LA SCI est une société qui a pour but la gestion d’un patrimoine immobilier (construction, acquisition, gestion). Il s’agit donc d’une société de gestion. Elle peut aussi avoir une activité commerciale comme par exemple la construction-vente. Fiscalement, il existe 3 types de SCI: transparente, translucide et opaque.
Par défaut,
• la SCI de gestion est transparente : elle est assujettie à l'impôt sur les revenus mais la société n'est pas fiscalement considérée comme étant le propriétaire des biens qui composent son patrimoine. Ce sont donc les associés qui sont considérés comme étant propriétaires de ces biens. Il doivent déclarer les revenus des biens immobiliers de la société, au prorata de leurs droits sociaux ;
la SCI qui n'a pas seulement un objet de gestion est translucide : elle est également assujettie à l'impôt sur les revenus mais dispose d'une personnalité juridique dissociée de celle des associés. Elle est donc fiscalement propriétaire des biens qui composent son patrimoine ;
les associés peuvent décider d'assujettir la société à l'impôt des sociétés. Dans ce cas, elle est opaque. Elle dispose de sa propre personnalité juridique, totalement indépendante de celle des associés.

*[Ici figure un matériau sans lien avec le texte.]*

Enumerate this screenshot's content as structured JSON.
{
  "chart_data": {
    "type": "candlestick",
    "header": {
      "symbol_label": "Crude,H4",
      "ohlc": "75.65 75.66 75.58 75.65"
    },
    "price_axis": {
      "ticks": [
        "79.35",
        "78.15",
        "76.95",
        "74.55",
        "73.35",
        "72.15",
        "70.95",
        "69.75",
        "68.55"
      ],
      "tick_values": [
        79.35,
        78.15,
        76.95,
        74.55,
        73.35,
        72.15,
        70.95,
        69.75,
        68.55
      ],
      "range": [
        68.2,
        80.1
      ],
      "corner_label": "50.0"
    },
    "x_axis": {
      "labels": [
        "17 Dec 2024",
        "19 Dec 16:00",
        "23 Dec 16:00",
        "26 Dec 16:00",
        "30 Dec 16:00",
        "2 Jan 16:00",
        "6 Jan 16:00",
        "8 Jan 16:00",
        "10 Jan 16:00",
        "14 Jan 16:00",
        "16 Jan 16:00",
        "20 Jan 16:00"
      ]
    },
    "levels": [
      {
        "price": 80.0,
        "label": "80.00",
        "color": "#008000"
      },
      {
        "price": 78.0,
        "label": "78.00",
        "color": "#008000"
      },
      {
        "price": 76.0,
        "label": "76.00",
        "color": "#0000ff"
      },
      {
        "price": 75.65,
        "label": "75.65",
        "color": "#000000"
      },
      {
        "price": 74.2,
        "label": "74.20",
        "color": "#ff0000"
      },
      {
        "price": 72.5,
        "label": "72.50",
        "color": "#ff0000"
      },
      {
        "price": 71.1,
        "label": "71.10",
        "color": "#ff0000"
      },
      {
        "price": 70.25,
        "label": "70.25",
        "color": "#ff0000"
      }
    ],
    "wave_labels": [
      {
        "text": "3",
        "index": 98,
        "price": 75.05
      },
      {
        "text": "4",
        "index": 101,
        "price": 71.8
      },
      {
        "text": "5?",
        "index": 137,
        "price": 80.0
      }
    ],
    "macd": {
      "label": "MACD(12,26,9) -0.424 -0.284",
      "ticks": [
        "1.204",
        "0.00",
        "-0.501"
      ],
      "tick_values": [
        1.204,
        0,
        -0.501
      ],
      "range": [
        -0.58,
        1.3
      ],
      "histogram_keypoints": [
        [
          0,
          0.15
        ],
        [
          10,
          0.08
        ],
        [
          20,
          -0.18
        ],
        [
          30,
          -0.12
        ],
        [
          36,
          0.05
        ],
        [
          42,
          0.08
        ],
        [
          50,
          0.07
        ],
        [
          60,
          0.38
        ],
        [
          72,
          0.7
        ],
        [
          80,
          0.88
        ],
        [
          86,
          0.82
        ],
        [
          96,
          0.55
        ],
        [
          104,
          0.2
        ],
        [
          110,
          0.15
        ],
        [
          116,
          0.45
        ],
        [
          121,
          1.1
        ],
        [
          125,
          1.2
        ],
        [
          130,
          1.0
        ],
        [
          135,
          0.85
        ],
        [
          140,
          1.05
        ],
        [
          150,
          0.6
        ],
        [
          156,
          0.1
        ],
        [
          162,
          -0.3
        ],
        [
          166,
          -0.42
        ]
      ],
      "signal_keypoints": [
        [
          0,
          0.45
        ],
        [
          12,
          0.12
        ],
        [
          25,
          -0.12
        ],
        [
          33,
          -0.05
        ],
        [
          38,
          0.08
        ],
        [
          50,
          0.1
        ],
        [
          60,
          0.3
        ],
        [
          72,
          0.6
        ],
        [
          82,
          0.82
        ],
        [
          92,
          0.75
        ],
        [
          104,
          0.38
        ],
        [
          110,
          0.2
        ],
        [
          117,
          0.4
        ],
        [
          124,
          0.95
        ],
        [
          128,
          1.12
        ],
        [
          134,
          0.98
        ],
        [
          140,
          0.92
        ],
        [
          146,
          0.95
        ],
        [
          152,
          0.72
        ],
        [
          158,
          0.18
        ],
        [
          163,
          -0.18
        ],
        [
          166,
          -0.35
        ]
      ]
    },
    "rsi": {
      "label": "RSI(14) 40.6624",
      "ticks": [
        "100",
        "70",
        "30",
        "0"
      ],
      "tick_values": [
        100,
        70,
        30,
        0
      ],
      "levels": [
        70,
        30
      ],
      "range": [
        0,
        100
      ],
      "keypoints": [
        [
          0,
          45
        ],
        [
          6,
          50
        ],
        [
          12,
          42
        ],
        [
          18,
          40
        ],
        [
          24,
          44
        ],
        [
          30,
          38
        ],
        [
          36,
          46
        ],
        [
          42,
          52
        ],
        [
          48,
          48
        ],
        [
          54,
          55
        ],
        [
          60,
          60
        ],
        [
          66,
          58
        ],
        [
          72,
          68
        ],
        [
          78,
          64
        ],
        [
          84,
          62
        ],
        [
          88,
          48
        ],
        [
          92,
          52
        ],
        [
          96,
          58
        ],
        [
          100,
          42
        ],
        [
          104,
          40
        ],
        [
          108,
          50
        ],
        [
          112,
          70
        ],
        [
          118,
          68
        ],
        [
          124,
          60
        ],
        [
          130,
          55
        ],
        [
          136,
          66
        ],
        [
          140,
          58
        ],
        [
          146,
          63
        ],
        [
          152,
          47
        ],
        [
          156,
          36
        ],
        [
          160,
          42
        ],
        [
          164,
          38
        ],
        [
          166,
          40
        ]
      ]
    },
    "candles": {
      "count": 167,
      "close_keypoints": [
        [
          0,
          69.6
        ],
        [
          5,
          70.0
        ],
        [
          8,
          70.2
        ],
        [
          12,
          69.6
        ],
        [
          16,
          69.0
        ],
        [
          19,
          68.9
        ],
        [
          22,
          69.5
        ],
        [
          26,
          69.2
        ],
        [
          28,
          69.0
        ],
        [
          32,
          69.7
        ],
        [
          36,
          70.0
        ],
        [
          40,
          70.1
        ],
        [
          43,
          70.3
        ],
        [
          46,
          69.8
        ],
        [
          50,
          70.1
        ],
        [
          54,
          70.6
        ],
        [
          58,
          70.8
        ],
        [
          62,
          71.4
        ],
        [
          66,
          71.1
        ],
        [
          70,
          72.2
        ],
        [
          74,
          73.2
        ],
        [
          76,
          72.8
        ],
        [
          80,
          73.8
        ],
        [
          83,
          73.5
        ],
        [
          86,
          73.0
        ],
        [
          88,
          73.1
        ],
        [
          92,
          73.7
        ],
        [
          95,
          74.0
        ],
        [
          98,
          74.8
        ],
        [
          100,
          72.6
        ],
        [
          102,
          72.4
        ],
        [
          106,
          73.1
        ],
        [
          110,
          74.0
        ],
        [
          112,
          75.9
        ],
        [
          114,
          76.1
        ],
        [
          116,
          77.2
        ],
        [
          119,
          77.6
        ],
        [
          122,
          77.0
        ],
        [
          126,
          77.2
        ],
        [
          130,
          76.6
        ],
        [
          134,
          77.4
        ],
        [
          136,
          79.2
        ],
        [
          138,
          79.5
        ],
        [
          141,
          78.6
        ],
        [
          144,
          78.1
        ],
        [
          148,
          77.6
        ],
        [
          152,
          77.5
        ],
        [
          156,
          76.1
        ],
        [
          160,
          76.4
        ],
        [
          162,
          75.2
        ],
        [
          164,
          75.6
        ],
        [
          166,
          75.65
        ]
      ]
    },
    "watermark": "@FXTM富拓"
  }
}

En conséquence, seule la société transparente nécessite qu'une déclaration soit déposée par les associés, propriétaires des biens immobiliers sis à l'étranger (cadre 11.a). Dans les deux autres cas, on ne peut pas considérer qu'un habitant du royaume ou une construction juridique dont un habitant du royaume est fondateur est titulaire de droit réel sur un immeuble sis à l'étranger et aucune déclaration n'est dès lors requise.